しかしラティは二本脚、狼型は4本脚。この差が大きかったのだ。
「マジかラティが引き離されるだと‥‥」
「がぉーーん!なんですかあの魔物は!? チョコチョコ動き過ぎですよです!」
ラティの使う【天翔】は、足の裏で空を蹴るモノ。

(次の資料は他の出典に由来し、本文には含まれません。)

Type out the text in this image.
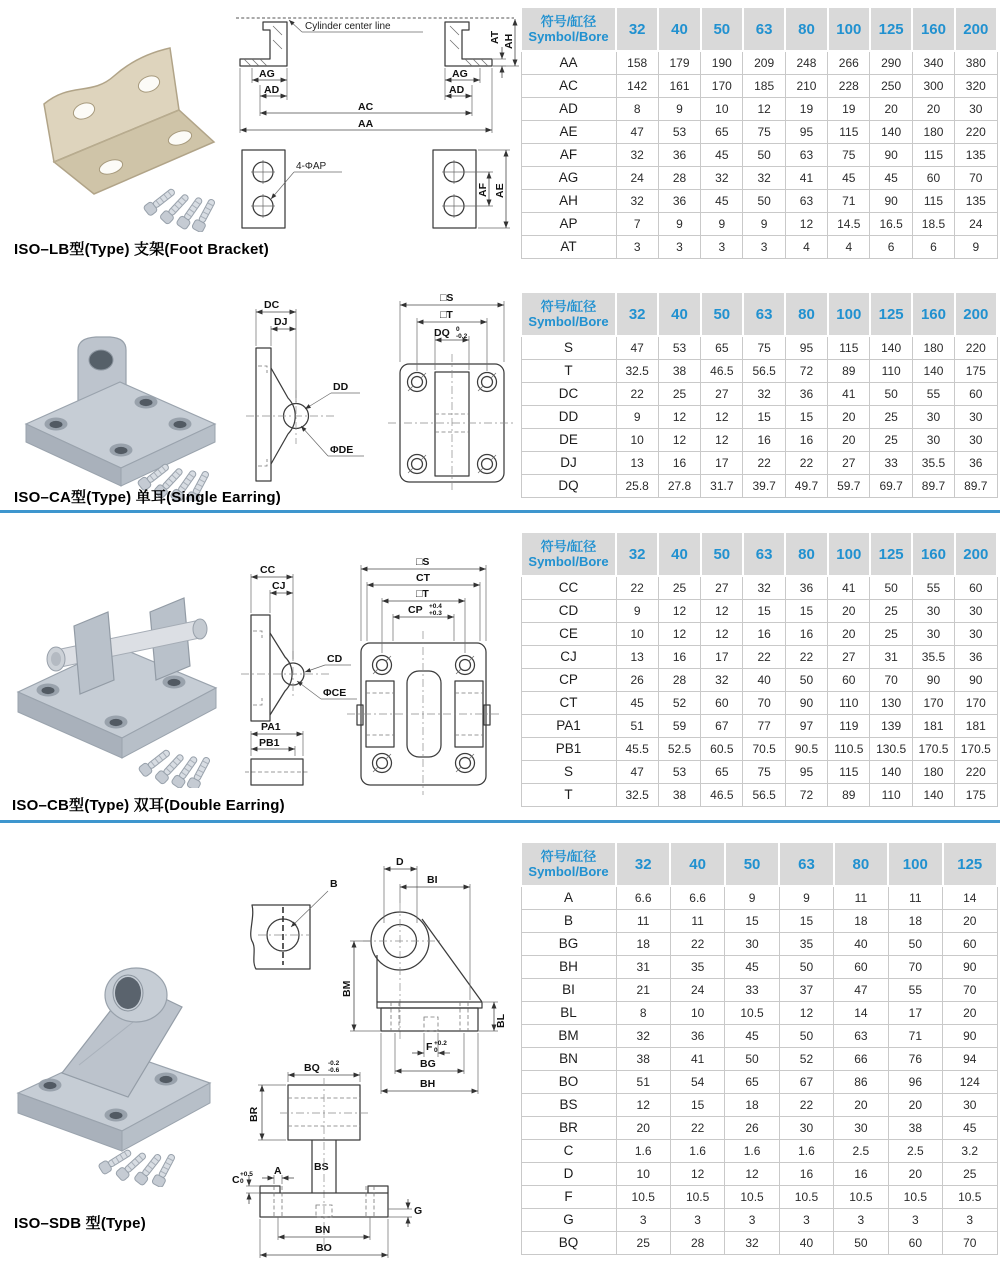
Cylinder center line
AG	AG
AD	AD
AC
AA
AT AH
4-ΦAP
AF AE
符号/缸径
Symbol/Bore	32	40	50	63	80	100	125	160	200
AA	158	179	190	209	248	266	290	340	380
AC	142	161	170	185	210	228	250	300	320
AD	8	9	10	12	19	19	20	20	30
AE	47	53	65	75	95	115	140	180	220
AF	32	36	45	50	63	75	90	115	135
AG	24	28	32	32	41	45	45	60	70
AH	32	36	45	50	63	71	90	115	135
AP	7	9	9	9	12	14.5	16.5	18.5	24
AT	3	3	3	3	4	4	6	6	9
ISO–LB型(Type) 支架(Foot Bracket)
DC
DJ
DD
ΦDE
□S
□T
DQ 0
-0.2
符号/缸径
Symbol/Bore	32	40	50	63	80	100	125	160	200
S	47	53	65	75	95	115	140	180	220
T	32.5	38	46.5	56.5	72	89	110	140	175
DC	22	25	27	32	36	41	50	55	60
DD	9	12	12	15	15	20	25	30	30
DE	10	12	12	16	16	20	25	30	30
DJ	13	16	17	22	22	27	33	35.5	36
DQ	25.8	27.8	31.7	39.7	49.7	59.7	69.7	89.7	89.7
ISO–CA型(Type) 单耳(Single Earring)
CC
CJ
CD
ΦCE
PA1
PB1
□S
CT
□T
CP +0.4
+0.3
符号/缸径
Symbol/Bore	32	40	50	63	80	100	125	160	200
CC	22	25	27	32	36	41	50	55	60
CD	9	12	12	15	15	20	25	30	30
CE	10	12	12	16	16	20	25	30	30
CJ	13	16	17	22	22	27	31	35.5	36
CP	26	28	32	40	50	60	70	90	90
CT	45	52	60	70	90	110	130	170	170
PA1	51	59	67	77	97	119	139	181	181
PB1	45.5	52.5	60.5	70.5	90.5	110.5	130.5	170.5	170.5
S	47	53	65	75	95	115	140	180	220
T	32.5	38	46.5	56.5	72	89	110	140	175
ISO–CB型(Type) 双耳(Double Earring)
B
D
BI
BM
BL
F +0.2
0
BG
BH
BQ -0.2
-0.6
BR
BS
A
C +0.5
0
G
BN
BO
符号/缸径
Symbol/Bore	32	40	50	63	80	100	125
A	6.6	6.6	9	9	11	11	14
B	11	11	15	15	18	18	20
BG	18	22	30	35	40	50	60
BH	31	35	45	50	60	70	90
BI	21	24	33	37	47	55	70
BL	8	10	10.5	12	14	17	20
BM	32	36	45	50	63	71	90
BN	38	41	50	52	66	76	94
BO	51	54	65	67	86	96	124
BS	12	15	18	22	20	20	30
BR	20	22	26	30	30	38	45
C	1.6	1.6	1.6	1.6	2.5	2.5	3.2
D	10	12	12	16	16	20	25
F	10.5	10.5	10.5	10.5	10.5	10.5	10.5
G	3	3	3	3	3	3	3
BQ	25	28	32	40	50	60	70
ISO–SDB 型(Type)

だが、狼型は4本の脚で空を蹴って翔けており、ラティよりも細かく、そしてより複雑な軌道を見せていた。
「デタラメ過ぎんだろ‥」
「いあ~ラティちゃんも十分デタラメさんなんですけどねです」
ラティは素早さをフル活用し、負けじと二本足で狼型に食い下がっていた。
体勢が固定されるWSは使わず、己の技だけで刃を振るい、狼型を斬りつけようと肉薄する。
だが強引な接近などは、狼型に軽くあしらわれる。
「ちぃ、サリオ!周りの大木を切り倒せ!これなら足場が無い方がマシだ」
「了解してラジャです!火系魔法”炎の斧”!」
――ゴゥゥゥウウ――
堅いイワオトコの魔石魔物すら焼き切るサリオの魔法。
青白く燃え輝く炎の斧が、雄々しくそびえ立つ大木を薙ぎ払うが。
「ほへ?」
「へ?」
「町長から聞いてないのですか!? この森の木は堅いんですよ! 簡単な魔法程度じゃ弾きますって!」
この森の大木は、サリオの魔法をも弾き返していた。
「マジかよ!どんだけ堅いんだよこの木は!? マジで木かよ!?」
「ジンナイ様!ラティちゃんが!?」
俺はサリオの言葉に、弾かれるようにしてラティに目を向けた。
そしてその視界には。
ラティが右手に持っていた、蜘蛛糸の剣が弾き飛ばされる姿が映っていた。